The rising cost of naloxone—a 40-year-old drug capable of reversing drug overdoses—is prompting questions about the wisdom of allowing market-forces to determine the price of a vital tool in the public health response to the nation's opioid crisis.
Some say the federal government should purchase the drug and distribute it to state and local health agencies at a more affordable price.
Earlier this week, Baltimore health commissioner Dr. Leana Wen told Modern Healthcare that the cost of naloxone has prevented her department, which is at the forefront of the campaign to widen use of naloxone, from blanketing the city as she had hoped.
Baltimore currently pays around $40 for a single dose of naloxone, compared to $20 a dose it was paying in July 2015. An analysis conducted by Truven Health Analytics found the price for the injectable version of naloxone rose from $0.92 a dose to more than $15 a dose over the last decade.
“The rising costs of naloxone and other opioid overdose antidotes are causing local health departments to conserve dosages and train fewer people on naloxone usage,” said Dr. LaMar Hasbrouck, executive director for the National Association for County and City Health Officials.
Expanded use of naloxone has been recommended by the Centers for Diseases Control and Prevention, which earlier this year recommended providers prescribe the drug alongside opioid pain medications.
Over the past decade, many states have passed laws aimed at expanding use of naloxone. Currently, 42 states and the District of Columbia have criminal liability protections in place for first responders and the general public who administer the drug. A total of 42 states also allow naloxone to be distributed to first responders through a standing order, like Baltimore.
Drugmakers have priced naloxone based on the expectation that they will be added to formularies of health insurance companies and pharmacy benefit managers, according to Daniel Raymond, policy director at the Harm Reduction Coalition. Such firms can negotiate prices because of the volume at which they purchase.
Towns and states on the other hand buy directly from the manufacturers, many of whom have less purchasing power than that of insurers and PBMs.
“It's important to approach this as somewhat of a bifurcated market,” Raymond said.
Some public health organizations are relying on donations to maintain their supplies.
Erin Taylor, an associate policy researcher at RAND Corp., wonders if the federal government should get involved.
The government uses a similar type of purchasing model when purchasing vaccines for children. The CDC gets a discounted rate from producers to distribute to state and local health departments who provide them at no charge for eligible patients at federally qualified health clinics.
Hasbrouck said a similar model to buy naloxone would be a great model to consider,” but added his agency has yet to develop a policy calling for such a move.
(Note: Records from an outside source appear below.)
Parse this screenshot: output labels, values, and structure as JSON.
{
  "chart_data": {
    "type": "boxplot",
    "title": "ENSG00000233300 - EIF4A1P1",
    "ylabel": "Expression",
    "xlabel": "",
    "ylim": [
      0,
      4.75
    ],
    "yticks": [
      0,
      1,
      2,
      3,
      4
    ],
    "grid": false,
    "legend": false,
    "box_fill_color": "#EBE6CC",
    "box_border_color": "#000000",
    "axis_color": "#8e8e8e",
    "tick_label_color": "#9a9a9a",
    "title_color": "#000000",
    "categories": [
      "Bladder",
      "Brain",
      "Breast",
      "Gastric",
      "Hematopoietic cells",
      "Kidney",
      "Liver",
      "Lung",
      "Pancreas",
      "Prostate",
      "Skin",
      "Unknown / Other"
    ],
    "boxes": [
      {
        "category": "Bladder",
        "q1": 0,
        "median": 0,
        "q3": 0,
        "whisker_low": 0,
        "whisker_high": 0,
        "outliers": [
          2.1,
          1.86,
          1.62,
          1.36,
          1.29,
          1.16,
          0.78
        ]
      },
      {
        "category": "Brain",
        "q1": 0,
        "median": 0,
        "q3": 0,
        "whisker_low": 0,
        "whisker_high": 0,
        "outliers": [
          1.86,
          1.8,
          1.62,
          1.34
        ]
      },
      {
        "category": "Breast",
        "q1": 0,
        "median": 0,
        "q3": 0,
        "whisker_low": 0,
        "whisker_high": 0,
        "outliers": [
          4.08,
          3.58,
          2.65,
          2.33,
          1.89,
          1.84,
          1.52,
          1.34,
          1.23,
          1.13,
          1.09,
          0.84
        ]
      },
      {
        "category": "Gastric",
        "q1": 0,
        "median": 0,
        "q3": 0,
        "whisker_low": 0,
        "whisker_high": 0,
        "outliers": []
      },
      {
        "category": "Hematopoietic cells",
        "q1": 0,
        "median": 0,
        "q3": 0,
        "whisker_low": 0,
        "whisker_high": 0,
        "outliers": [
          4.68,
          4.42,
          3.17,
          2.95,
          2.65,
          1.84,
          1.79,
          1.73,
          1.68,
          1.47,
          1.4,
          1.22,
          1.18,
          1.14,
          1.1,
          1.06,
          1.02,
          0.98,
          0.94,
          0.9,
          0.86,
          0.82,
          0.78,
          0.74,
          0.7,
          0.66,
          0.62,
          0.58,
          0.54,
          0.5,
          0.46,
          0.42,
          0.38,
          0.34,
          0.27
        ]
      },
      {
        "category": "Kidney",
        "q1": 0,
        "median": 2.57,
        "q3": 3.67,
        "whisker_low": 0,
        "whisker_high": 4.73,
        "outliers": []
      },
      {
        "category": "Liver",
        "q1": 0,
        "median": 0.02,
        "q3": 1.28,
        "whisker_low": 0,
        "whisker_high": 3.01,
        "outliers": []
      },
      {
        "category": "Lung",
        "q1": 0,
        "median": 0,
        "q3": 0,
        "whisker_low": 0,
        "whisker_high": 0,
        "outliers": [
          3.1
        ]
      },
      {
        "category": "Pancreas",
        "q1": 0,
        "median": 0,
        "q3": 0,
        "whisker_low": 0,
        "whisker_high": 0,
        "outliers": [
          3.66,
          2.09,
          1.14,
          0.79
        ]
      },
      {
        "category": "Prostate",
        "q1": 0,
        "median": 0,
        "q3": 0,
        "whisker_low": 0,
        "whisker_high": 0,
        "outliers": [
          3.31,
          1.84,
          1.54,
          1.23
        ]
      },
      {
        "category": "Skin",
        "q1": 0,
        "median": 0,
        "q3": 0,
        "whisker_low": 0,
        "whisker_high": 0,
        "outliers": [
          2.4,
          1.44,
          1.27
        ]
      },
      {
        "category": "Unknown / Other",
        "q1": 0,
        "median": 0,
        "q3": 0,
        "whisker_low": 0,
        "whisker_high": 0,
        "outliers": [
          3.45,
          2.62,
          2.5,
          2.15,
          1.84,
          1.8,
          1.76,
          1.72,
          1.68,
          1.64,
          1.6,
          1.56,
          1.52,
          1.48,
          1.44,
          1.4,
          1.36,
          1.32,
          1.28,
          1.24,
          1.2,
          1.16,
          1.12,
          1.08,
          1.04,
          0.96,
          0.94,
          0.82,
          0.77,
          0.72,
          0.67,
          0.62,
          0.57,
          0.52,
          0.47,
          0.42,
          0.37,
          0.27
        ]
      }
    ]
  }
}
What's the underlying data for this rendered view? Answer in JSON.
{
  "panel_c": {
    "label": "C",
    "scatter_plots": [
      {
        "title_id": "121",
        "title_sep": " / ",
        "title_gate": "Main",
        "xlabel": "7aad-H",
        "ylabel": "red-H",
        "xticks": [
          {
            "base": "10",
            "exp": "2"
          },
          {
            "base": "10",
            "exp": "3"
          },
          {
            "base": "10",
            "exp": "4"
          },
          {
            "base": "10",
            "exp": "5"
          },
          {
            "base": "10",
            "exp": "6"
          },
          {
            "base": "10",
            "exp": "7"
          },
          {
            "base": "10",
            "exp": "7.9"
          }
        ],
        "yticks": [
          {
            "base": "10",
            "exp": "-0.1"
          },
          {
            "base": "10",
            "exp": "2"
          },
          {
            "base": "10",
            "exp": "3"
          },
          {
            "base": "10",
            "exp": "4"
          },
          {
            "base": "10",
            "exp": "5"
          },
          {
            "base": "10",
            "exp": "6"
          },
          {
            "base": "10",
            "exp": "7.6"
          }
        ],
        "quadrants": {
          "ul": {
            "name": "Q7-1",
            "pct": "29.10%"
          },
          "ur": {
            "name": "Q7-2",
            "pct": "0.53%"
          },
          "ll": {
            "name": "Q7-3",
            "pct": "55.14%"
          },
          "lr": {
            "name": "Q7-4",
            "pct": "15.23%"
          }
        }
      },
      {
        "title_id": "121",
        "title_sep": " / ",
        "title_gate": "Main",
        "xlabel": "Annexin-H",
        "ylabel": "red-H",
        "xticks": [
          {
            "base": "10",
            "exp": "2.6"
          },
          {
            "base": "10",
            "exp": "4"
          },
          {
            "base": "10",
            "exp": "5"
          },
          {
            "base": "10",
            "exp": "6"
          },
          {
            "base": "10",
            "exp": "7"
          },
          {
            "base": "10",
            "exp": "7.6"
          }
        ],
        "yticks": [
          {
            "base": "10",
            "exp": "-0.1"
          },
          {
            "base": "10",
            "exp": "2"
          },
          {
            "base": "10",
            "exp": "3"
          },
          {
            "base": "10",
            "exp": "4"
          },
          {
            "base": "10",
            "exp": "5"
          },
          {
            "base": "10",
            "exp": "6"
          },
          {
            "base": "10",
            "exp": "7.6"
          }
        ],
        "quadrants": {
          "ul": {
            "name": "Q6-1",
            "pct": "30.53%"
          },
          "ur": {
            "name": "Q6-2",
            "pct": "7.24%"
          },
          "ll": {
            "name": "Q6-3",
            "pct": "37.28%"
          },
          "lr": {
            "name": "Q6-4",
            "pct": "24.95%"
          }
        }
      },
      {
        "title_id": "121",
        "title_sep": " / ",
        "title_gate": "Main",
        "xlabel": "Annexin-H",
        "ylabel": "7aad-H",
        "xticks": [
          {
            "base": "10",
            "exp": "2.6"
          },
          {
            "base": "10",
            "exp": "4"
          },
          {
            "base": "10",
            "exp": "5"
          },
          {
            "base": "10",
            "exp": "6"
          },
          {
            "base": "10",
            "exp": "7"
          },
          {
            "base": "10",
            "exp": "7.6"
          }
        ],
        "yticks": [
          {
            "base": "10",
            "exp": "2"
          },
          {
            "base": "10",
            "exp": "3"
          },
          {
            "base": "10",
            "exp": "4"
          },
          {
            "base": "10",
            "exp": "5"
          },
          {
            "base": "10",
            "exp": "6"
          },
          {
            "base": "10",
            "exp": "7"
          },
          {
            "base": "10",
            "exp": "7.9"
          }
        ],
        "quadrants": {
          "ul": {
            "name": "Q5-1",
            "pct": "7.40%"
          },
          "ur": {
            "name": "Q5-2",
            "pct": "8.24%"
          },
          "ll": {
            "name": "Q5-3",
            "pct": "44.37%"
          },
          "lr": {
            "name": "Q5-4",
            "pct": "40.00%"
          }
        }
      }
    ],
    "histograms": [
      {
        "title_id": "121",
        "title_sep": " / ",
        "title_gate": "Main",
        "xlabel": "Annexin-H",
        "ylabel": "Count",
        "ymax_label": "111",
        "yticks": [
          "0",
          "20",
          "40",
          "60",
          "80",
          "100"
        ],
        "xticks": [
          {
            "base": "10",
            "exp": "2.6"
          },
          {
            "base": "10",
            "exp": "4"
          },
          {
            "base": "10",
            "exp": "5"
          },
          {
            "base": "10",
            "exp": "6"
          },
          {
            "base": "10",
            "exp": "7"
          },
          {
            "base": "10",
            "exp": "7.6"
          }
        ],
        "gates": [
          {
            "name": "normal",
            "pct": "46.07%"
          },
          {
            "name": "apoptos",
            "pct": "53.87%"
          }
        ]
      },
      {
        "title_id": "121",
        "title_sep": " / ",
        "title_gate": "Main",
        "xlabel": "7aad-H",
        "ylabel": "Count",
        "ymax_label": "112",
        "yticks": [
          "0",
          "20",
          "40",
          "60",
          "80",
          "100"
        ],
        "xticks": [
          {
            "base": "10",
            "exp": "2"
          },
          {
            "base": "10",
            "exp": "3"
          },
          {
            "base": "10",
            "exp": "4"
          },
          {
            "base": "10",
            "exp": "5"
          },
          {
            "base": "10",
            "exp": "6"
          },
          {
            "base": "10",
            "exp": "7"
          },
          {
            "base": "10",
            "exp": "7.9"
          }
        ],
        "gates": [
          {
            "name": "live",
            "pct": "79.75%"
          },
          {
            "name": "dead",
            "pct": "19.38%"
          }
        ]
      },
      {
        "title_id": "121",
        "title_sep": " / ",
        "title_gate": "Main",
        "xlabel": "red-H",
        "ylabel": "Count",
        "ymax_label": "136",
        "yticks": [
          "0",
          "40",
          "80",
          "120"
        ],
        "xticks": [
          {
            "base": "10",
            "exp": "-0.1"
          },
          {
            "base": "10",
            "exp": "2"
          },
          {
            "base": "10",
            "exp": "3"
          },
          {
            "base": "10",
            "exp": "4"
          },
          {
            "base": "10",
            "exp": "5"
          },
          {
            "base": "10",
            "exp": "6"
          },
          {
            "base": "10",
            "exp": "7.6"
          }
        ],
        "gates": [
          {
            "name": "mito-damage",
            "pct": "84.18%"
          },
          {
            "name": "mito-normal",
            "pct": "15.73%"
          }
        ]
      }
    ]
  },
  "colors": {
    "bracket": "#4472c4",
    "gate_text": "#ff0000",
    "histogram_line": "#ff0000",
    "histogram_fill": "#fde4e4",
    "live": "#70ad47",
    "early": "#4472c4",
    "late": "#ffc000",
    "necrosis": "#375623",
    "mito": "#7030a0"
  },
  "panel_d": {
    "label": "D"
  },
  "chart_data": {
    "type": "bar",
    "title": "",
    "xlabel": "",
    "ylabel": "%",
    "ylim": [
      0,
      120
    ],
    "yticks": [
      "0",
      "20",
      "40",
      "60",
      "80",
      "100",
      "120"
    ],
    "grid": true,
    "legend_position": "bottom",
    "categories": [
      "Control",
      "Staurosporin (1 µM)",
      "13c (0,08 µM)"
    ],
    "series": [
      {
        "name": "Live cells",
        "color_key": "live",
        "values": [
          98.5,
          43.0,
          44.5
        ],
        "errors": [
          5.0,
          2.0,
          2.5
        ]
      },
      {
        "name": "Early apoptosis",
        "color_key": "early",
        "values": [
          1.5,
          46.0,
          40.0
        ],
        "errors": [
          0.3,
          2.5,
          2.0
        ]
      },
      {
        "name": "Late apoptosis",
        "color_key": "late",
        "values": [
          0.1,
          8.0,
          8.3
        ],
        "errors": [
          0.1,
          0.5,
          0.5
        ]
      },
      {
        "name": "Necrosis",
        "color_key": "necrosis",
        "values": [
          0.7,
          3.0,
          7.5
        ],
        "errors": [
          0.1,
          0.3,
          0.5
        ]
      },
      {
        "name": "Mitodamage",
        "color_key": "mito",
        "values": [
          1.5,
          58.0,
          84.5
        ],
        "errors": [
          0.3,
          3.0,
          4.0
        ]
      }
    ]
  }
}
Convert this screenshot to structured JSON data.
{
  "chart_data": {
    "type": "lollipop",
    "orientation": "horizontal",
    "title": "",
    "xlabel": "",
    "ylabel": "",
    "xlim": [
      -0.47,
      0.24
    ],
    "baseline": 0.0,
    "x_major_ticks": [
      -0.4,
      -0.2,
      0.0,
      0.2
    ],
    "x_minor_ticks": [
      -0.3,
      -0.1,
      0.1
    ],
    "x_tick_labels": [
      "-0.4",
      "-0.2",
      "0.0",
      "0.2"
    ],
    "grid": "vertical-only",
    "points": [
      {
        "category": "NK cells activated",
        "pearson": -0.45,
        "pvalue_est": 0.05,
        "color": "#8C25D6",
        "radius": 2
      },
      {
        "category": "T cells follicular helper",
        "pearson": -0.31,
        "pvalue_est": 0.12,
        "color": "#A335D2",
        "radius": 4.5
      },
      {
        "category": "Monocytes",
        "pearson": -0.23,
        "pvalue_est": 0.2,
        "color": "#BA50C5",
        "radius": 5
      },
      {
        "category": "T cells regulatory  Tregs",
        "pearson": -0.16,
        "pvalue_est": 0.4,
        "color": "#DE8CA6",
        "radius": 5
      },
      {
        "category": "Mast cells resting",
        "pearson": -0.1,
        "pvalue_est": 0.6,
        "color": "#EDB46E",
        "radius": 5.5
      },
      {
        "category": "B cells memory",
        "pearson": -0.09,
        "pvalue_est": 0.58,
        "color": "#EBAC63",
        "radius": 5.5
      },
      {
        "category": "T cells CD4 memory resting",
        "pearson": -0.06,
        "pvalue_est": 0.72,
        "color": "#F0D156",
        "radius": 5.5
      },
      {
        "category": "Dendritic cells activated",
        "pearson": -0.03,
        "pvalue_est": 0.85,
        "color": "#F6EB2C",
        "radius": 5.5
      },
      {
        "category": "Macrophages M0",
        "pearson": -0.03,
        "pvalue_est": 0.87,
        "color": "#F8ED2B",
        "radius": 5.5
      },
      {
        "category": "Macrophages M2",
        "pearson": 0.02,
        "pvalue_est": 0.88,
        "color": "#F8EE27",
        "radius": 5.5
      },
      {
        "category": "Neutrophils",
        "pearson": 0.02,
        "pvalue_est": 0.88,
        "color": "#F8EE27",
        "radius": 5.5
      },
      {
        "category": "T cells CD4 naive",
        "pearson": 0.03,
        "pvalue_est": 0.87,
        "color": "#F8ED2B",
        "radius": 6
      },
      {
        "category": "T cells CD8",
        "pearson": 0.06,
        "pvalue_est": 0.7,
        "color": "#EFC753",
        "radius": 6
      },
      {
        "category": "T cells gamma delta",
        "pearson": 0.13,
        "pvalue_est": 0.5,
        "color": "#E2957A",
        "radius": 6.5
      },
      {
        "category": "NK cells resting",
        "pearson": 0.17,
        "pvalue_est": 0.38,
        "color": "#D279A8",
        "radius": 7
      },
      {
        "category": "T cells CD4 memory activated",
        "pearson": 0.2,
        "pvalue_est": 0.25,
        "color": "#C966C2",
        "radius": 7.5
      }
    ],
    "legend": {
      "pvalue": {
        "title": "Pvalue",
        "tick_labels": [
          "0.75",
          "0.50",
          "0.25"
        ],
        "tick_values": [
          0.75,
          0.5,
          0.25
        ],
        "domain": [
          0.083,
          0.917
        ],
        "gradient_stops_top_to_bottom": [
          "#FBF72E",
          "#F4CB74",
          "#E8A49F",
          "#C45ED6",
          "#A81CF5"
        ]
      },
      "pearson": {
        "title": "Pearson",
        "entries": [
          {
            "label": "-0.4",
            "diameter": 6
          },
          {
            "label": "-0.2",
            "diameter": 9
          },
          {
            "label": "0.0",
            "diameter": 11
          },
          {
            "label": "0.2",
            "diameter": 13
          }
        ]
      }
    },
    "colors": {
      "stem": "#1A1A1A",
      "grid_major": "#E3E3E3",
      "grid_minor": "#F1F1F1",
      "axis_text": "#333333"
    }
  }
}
In recent years, states have received block grants to purchase naloxone. Just this week, HHS announced it was allocating $53 million in funding to 44 states, four tribes and the District of Columbia to improve access to treatment for opioid use disorders and reduce opioid related deaths. Part of the funding package includes up to $11 million to 12 states to support training on preventing opioid-related overdose deaths and to purchase naloxone for first responders.
Meantime, public health officials are pressuring drug makers to reveal the reasons for the skyrocketing costs.
For its part, drug firm Kaleo, maker of the naloxone auto-injection product Evzio, stated that its prices were “reflective of innovation, years of extensive research to ensure the device is easy to use and reliable and to ensure the broadest access to this potentially life-saving product,” according to the company Vice President Mark Herzog.
But while the mechanisms to deliver the drug have evolved, the medication itself, remains the same as it was when it was first approved in 1971.
“I don't understand at all why there is this marked increase in the drug,” said Dr. Georges Benjamin, executive director for the American Public Health Association. “Those innovations are interesting but not earth-shattering.”